A noisy colony of Giant Fruit bats will be hard to ignore with quarrelsome arguments over landing rights. You will be able to see them in their thousands laying claim to several large trees closer to the river that adjoins.
After lunch, we will drive to our final accommodation at Katunayake, which is just 5 minutes from the airport. A spot nearby also holds Brown Hawk Owl and Indian Scops Owl, and so, we will go for them, if they are missing.
After a farewell dinner and final log, you will be transferred to the airport later tonight or early hours of the following day for departure, marking the end of this excellent birding holiday.
Birding: Common Hawk Cuckoo, Sri Lanka Small Barbet, Sri Lanka Green Pigeon, Sri Lanka Hanging Parrot, Sri Lanka Swallow, Lesser Hill Myna, Orange Minivet, Alexandrine Parakeet, and Tickell’s Blue Flycatcher..
Non-birding highlights: Dragonflies including Dawn Dropwing, Spine-legged Redbolt, Blue Pursuer, Dingy Duskfly, Indian Duskhawker, Elusive Adjutant, Sri Lanka Forktail, Pale-faced Forestskimmer; Mammals: Giant Fruit Bat aka Flying fox; Botany: including Giant Jawa Fig, which covers an area of 1,600 sq.ft, Double coconut, Drunken Pine avenue, Cannon-ball tree & orchid house in the Royal Botanical Gardens.
Overnight: A transit hotel just 5 minutes from the airport.
Day 14 Departure.
This tour can be amended to include an additional site fitted into day 13 in the form of Sigiriya.
Sigiriya Rock Fortress and the surrounding Sigiriya Sanctuary offer superb birding. Species recorded on previous tours include Orange-headed Thrush, "Fork-tailed" Drongo Cuckoo, Spot-bellied Eagle Owl, Oriental Scops Owl, Jerdon’s Nightjar, “Shaheen”—local race of Peregrine, Black Eagle, Sri Lanka Small Barbet, Crimson-backed Flameback, and Greater Racket-tailed Drongo.
Sigiriya Rock Fortress—a pleasure capital of a single king named Kashyapa in the 5th century A.D. This is one of the 7 cultural ‘World Heritage’ sites in Sri Lanka. The Sigiriya Sanctuary, which envelopes this inselberg is great for birding.
Note: Sigiriya is 4 ½ hours away from the airport; thus will ideally suit for inclusion, if your departure flight fall on the evening of day 14, or early next day. Change rooms/overnight accommodation will be provided as required.

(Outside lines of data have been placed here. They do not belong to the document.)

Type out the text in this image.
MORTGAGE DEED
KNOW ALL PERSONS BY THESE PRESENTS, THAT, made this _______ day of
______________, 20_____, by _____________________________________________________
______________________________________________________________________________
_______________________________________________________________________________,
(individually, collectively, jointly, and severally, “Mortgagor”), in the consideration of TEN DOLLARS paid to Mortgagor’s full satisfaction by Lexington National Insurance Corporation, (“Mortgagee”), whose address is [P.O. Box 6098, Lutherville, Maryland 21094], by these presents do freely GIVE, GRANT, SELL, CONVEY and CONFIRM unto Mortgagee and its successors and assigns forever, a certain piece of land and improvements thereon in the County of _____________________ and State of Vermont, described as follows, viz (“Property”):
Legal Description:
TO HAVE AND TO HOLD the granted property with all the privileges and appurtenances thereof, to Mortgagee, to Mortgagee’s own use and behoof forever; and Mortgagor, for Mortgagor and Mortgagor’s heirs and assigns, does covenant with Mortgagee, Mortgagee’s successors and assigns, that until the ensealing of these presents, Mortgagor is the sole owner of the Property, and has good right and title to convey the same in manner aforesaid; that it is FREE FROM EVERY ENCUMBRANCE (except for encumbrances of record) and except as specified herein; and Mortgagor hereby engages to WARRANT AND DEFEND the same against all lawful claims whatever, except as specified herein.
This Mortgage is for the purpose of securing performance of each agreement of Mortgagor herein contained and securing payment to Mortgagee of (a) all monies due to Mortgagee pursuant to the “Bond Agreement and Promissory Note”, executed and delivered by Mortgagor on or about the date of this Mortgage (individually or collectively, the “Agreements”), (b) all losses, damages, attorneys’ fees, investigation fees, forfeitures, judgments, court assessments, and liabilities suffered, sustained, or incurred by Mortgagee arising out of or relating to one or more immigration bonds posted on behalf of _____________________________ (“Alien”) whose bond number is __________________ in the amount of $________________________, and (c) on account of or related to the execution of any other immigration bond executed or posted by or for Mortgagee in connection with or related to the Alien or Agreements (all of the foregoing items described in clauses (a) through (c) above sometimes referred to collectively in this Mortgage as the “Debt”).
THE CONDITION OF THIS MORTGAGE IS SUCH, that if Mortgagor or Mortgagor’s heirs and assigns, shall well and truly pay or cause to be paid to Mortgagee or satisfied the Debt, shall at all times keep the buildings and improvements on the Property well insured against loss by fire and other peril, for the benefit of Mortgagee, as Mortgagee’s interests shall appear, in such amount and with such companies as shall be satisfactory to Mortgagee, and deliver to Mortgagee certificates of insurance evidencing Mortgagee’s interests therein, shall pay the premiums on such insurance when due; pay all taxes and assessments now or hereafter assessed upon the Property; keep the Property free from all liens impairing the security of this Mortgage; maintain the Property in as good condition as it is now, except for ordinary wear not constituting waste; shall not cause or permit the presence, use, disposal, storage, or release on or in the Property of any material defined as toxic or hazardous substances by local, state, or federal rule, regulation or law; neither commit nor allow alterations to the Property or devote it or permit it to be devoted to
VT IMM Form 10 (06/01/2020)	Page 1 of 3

Tour Leader: Amila Salgado
Amila holds a record as the first birder from Colombo to visit Sinharaja rain forest in a tuktuk—a feat achieved to bag the ultra-secretive Bay Owl in a daytime roost in Jan., 2007. He got hooked on birds in 1989 after a school project in St Peter’s College, and made his first trip to Sinharaja the following year with a group of schoolmates, which earned him his first glimpses of the rare birding jewels, and a host of birdie nicknames. He joined YZA, a local nature club at an early age, which was the beginning of the road to turn him into an all-round naturalist. Amila is a certified “National Guide” under Sri Lanka Tourist Board. Before turning a full time naturalist guide, he was a Manager of a Wildlife tour company. He holds memberships in several local as well as overseas bird clubs, and contributes articles to their ornithological publications. Apart from birding, Amila enjoys thrashing his clients at Scrabble. He blogs his exploits at Gallicissa.blogspot.com.